Je n’avais point relu ceux-ci, depuis l’enfance. Je les nommais : « l’Évangile », sans distinguer entre les quatre bouches annonciatrices de la Bonne Nouvelle. Il m’en restait des souvenirs fragmentés, mal liés ensemble, mais très vivants. Ce furent même les doutes émis sur cette vie authentique par les rationalistes de notre temps qui ont réveillé en moi sa présence. Car à quelques doutes que puisse mener l’étude philologique des textes, je trouve d’une incroyable pauvreté psychologique ceux qui n’ont vu dans ce grand drame humain qu’un jeu de symboles et d’allégories, une crise abstraite de l’esprit, procédant de l’idée théologique au fait réel inventé et doutant que Jésus ait jamais existé.

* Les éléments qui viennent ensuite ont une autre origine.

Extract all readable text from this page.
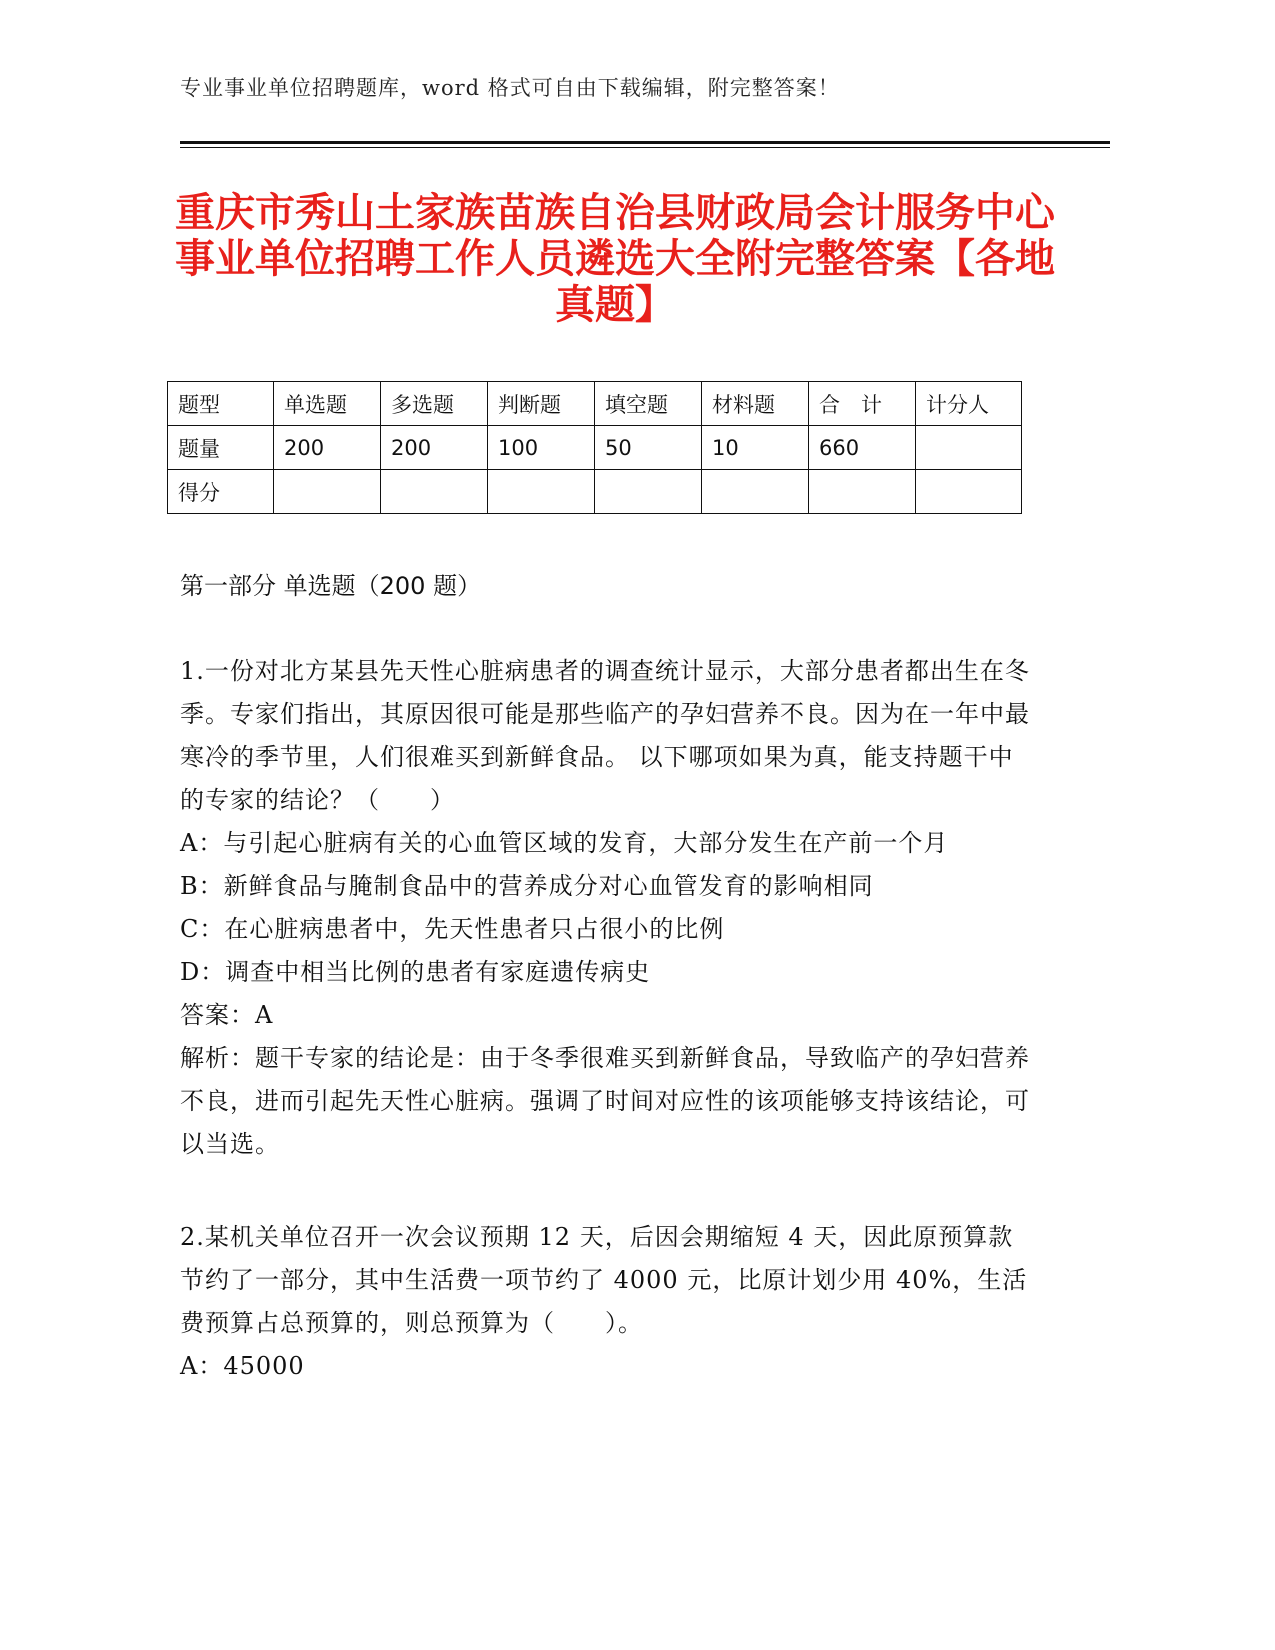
专业事业单位招聘题库，word 格式可自由下载编辑，附完整答案！
重庆市秀山土家族苗族自治县财政局会计服务中心事业单位招聘工作人员遴选大全附完整答案【各地真题】
题型	单选题	多选题	判断题	填空题	材料题	合　计	计分人
题量	200	200	100	50	10	660	
得分							
第一部分 单选题（200 题）

1.一份对北方某县先天性心脏病患者的调查统计显示，大部分患者都出生在冬季。专家们指出，其原因很可能是那些临产的孕妇营养不良。因为在一年中最寒冷的季节里，人们很难买到新鲜食品。 以下哪项如果为真，能支持题干中的专家的结论？（　　）

A：与引起心脏病有关的心血管区域的发育，大部分发生在产前一个月

B：新鲜食品与腌制食品中的营养成分对心血管发育的影响相同

C：在心脏病患者中，先天性患者只占很小的比例

D：调查中相当比例的患者有家庭遗传病史

答案：A

解析：题干专家的结论是：由于冬季很难买到新鲜食品，导致临产的孕妇营养不良，进而引起先天性心脏病。强调了时间对应性的该项能够支持该结论，可以当选。

2.某机关单位召开一次会议预期 12 天，后因会期缩短 4 天，因此原预算款节约了一部分，其中生活费一项节约了 4000 元，比原计划少用 40%，生活费预算占总预算的，则总预算为（　　）。

A：45000
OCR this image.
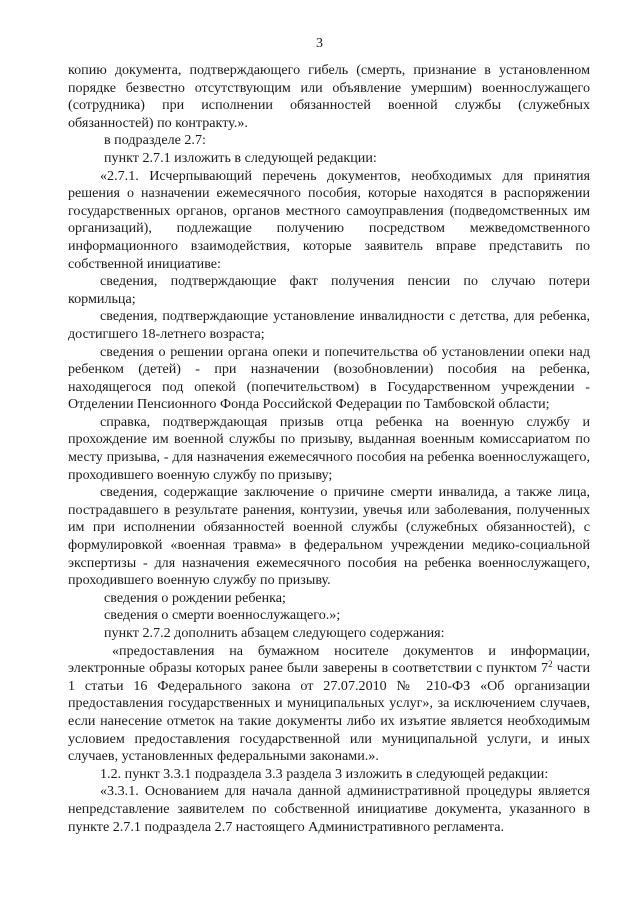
3

копию документа, подтверждающего гибель (смерть, признание в установленном порядке безвестно отсутствующим или объявление умершим) военнослужащего (сотрудника) при исполнении обязанностей военной службы (служебных обязанностей) по контракту.».

в подразделе 2.7:

пункт 2.7.1 изложить в следующей редакции:

«2.7.1. Исчерпывающий перечень документов, необходимых для принятия решения о назначении ежемесячного пособия, которые находятся в распоряжении государственных органов, органов местного самоуправления (подведомственных им организаций), подлежащие получению посредством межведомственного информационного взаимодействия, которые заявитель вправе представить по собственной инициативе:

сведения, подтверждающие факт получения пенсии по случаю потери кормильца;

сведения, подтверждающие установление инвалидности с детства, для ребенка, достигшего 18-летнего возраста;

сведения о решении органа опеки и попечительства об установлении опеки над ребенком (детей) - при назначении (возобновлении) пособия на ребенка, находящегося под опекой (попечительством) в Государственном учреждении - Отделении Пенсионного Фонда Российской Федерации по Тамбовской области;

справка, подтверждающая призыв отца ребенка на военную службу и прохождение им военной службы по призыву, выданная военным комиссариатом по месту призыва, - для назначения ежемесячного пособия на ребенка военнослужащего, проходившего военную службу по призыву;

сведения, содержащие заключение о причине смерти инвалида, а также лица, пострадавшего в результате ранения, контузии, увечья или заболевания, полученных им при исполнении обязанностей военной службы (служебных обязанностей), с формулировкой «военная травма» в федеральном учреждении медико-социальной экспертизы - для назначения ежемесячного пособия на ребенка военнослужащего, проходившего военную службу по призыву.

сведения о рождении ребенка;

сведения о смерти военнослужащего.»;

пункт 2.7.2 дополнить абзацем следующего содержания:

«предоставления на бумажном носителе документов и информации, электронные образы которых ранее были заверены в соответствии с пунктом $7^2$ части 1 статьи 16 Федерального закона от 27.07.2010 № 210-ФЗ «Об организации предоставления государственных и муниципальных услуг», за исключением случаев, если нанесение отметок на такие документы либо их изъятие является необходимым условием предоставления государственной или муниципальной услуги, и иных случаев, установленных федеральными законами.».

1.2. пункт 3.3.1 подраздела 3.3 раздела 3 изложить в следующей редакции:

«3.3.1. Основанием для начала данной административной процедуры является непредставление заявителем по собственной инициативе документа, указанного в пункте 2.7.1 подраздела 2.7 настоящего Административного регламента.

Ce dont je suis sûr, au contraire, comme de ma propre existence, c’est de celle de Jésus. Son humanité m’est attestée par les beaux récits, naïfs, sincères, des Évangiles, que jamais un abstracteur de quintessence idéologique n’eût pu inventer : car ils abondent en traits spontanés et imprévus, comme l’apparence de faits dans la nature ; et tantôt ils livrent des faiblesses des narrateurs, que ceux-ci étaient les seuls à connaître, tantôt les grandes paroles qu’ils transmettent passent trop haut par-dessus leurs têtes, pour qu’elles aient pu sortir de leurs âmes probes, mais timorées.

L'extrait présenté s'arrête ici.